Below I have attempted to list the various options for reporting off of Hadoop (HDInsight, HDP, Cloudera) using Power BI Desktop and Excel. Some of the data sources prompt you to choose the Data Connectivity mode of either Import or DirectQuery. For those that don’t you are limited to Import mode:
- Power BI via Microsoft Azure HDInsight Spark (Import or DirectQuery) This is in Beta. This works if HDInsight is using Blob storage or Azure Data Lake Storage (ADLS)
- Power BI via Microsoft Azure HDInsight (Import). This works if HDInsight is connected to Blob storage. If HDInsight is connected to ADLS, use the “Power BI via HDFS” connector instead
- Power BI via Spark (Import or DirectQuery) This is in Beta. This is for HDP/Cloudera and uses a different authentication level then the HDInsight Spark connector. NOTE: Cloudera recommends against using SparkSQL with CDH. SparkSQL uses a component called thrift server which is not supported by Cloudera (see here). For interactive applications they recommend Impala. There strategy is described here.
- Power BI via Impala (Import or DirectQuery). This is in Beta
- Power BI via SQL DW using PolyBase (Import). Note that DirectQuery is an option, but not supported with SQL DW so will import the data instead, which could greatly slow query performance
- Power BI via SQL Server 2016 using PolyBase (Import for HDInsight, DirectQuery creates MapReduce job in cluster for Cloudera/HDP, other sources will import the data instead)
- Power BI via HDFS (Import). This uses WebHDFS.
- Power BI via ODBC (if Hive ODBC, creates Hive job in cluster, so can be slow. For very fast querying, use Hive LLAP ODBC)
- Excel via Data Connection Wizard -> ODBC DSN -> Hive ODBC (Import)
- Excel via SQL Server 2016 using PolyBase (Import)
- Excel via PowerQuery/Hadoop File (HDFS) (Import). This uses WebHDFS
- Excel via PowerQuery/ODBC (Import)
- Excel via PowerQuery/SQL Server 2016 using PolyBase (Import)
- Excel via PowerQuery/Microsoft Azure HDInsight (Import)
“Import” mode requires all data from Hadoop to be copied into Power BI/Excel and then filtered. So import will first load your data (“snapshot”) into a local Power BI model and then run reports against that data, which means that interactive visualizations are not live but rather using data from the last snapshot.
With “DirectQuery” mode, the query is passed down into the data source and only the results are returned back (see Use DirectQuery in Power BI Desktop). So when using DirectQuery you are using live data. Note that Power BI Q&A and Quick Insights is not available for DirectQuery datasets (see here for other limitations).
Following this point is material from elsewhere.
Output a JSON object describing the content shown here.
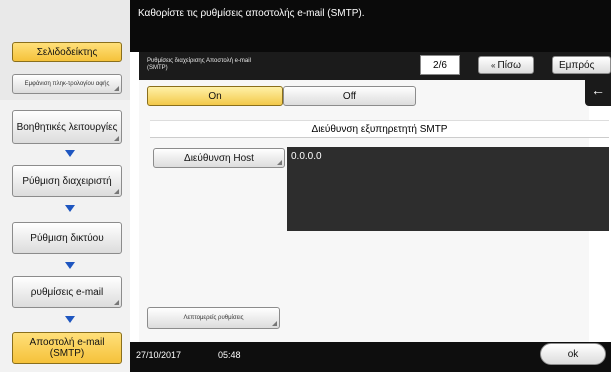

EXCEPTION: If in Power BI you use the “Edit Queries” option, it will actually try to push down the query if you choose “Import” mode. So the difference in this case from DirectQuery mode is that Import will fallback to running locally if it can’t execute part of the query on the server, while DirectQuery will tell you the query isn’t supported. So an Import can take hours instead of failing fast like DirectQuery will do.
By using PolyBase, you use a CREATE EXTERNAL TABLE to point to the data stored in a Hadoop cluster. Thereafter, the Hadoop data is seen as a regular table, hiding complexity from the end user.
I also wanted to mention that Power BI can connect to Azure Blob Storage and Azure Data Lake Store (beta), and Excel can connect to Azure Blob Storage.
There are many more data sources that Power BI Desktop can connect to.